The last base_file candidate overrides previously ones. Also, different files with the same extension (file1.csv, file2.csv) are not be accessible from file_paths as they get overridden, too.

An enumerated list of unzipped files should resolve this.

Checklist

Reviewing is a process done by project maintainers, mostly on a volunteer basis. We try to keep the overhead as small as possible and appreciate if you help us to do so by completing the following items. Feel free to ask in a comment if you have troubles with any of them.

For all pull requests:

Confirm you have read the contribution guidelines
You have sent a Contribution Licence Agreement (CLA) as necessary (not required for small changes, e.g., fixing typos in the documentation)
Make sure the first PR targets the master branch, eventual backports will be managed later. This can be ignored if the PR is fixing an issue that only happens in a specific branch, but not in newer ones.

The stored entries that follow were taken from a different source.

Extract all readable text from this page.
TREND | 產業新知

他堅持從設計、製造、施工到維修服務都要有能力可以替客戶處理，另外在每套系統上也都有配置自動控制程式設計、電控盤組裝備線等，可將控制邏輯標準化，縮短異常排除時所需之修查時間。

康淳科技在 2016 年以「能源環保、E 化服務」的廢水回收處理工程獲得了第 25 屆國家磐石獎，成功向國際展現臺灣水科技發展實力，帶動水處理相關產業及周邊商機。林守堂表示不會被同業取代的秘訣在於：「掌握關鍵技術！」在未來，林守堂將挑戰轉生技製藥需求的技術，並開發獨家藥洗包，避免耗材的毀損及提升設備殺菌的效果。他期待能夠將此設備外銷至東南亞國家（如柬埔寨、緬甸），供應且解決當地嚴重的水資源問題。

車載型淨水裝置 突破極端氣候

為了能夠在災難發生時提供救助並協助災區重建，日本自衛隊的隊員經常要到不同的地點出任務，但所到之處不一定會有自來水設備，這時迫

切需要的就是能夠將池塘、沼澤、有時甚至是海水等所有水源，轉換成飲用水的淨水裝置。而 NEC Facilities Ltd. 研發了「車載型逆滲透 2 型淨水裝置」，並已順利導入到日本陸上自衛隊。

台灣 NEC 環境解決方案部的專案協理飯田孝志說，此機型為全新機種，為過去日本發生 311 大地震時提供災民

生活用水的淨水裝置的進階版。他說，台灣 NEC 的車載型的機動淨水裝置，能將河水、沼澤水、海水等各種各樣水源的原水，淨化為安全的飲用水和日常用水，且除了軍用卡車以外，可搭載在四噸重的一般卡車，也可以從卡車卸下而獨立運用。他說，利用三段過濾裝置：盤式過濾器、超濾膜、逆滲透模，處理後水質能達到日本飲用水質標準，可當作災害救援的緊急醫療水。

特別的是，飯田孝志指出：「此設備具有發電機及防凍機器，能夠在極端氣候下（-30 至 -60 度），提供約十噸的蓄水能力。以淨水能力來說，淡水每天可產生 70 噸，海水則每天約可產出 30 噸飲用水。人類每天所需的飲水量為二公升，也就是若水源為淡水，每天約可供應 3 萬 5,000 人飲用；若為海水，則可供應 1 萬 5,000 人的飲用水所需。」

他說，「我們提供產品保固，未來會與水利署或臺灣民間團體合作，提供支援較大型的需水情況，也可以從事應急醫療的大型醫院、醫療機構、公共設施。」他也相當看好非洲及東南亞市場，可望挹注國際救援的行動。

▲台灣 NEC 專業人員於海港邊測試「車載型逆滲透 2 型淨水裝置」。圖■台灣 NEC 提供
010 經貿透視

The following are required only for core and extension modules (they are welcomed, but not required, for contrib modules):

There is a ticket in https://github.com/GeoNode/geonode/issues describing the issue/improvement/feature (a notable exemption is, changes not visible to end-users)
The issue connected to the PR must have Labels and Milestone assigned
PR for bug fixes and small new features are presented as a single commit
Commit message must be in the form "[Fixes #<issue_number>] Title of the Issue"
New unit tests have been added covering the changes, unless there is an explanation on why the tests are not necessary/implemented
This PR passes all existing unit tests (test results will be reported by travis-ci after opening this PR)
This PR passes the QA checks: black geonode && flake8 geonode
Commits changing the settings, UI, existing user workflows, or adding new functionality, need to include documentation updates
Commits adding new texts do use gettext and have updated .po / .mo files (without location infos)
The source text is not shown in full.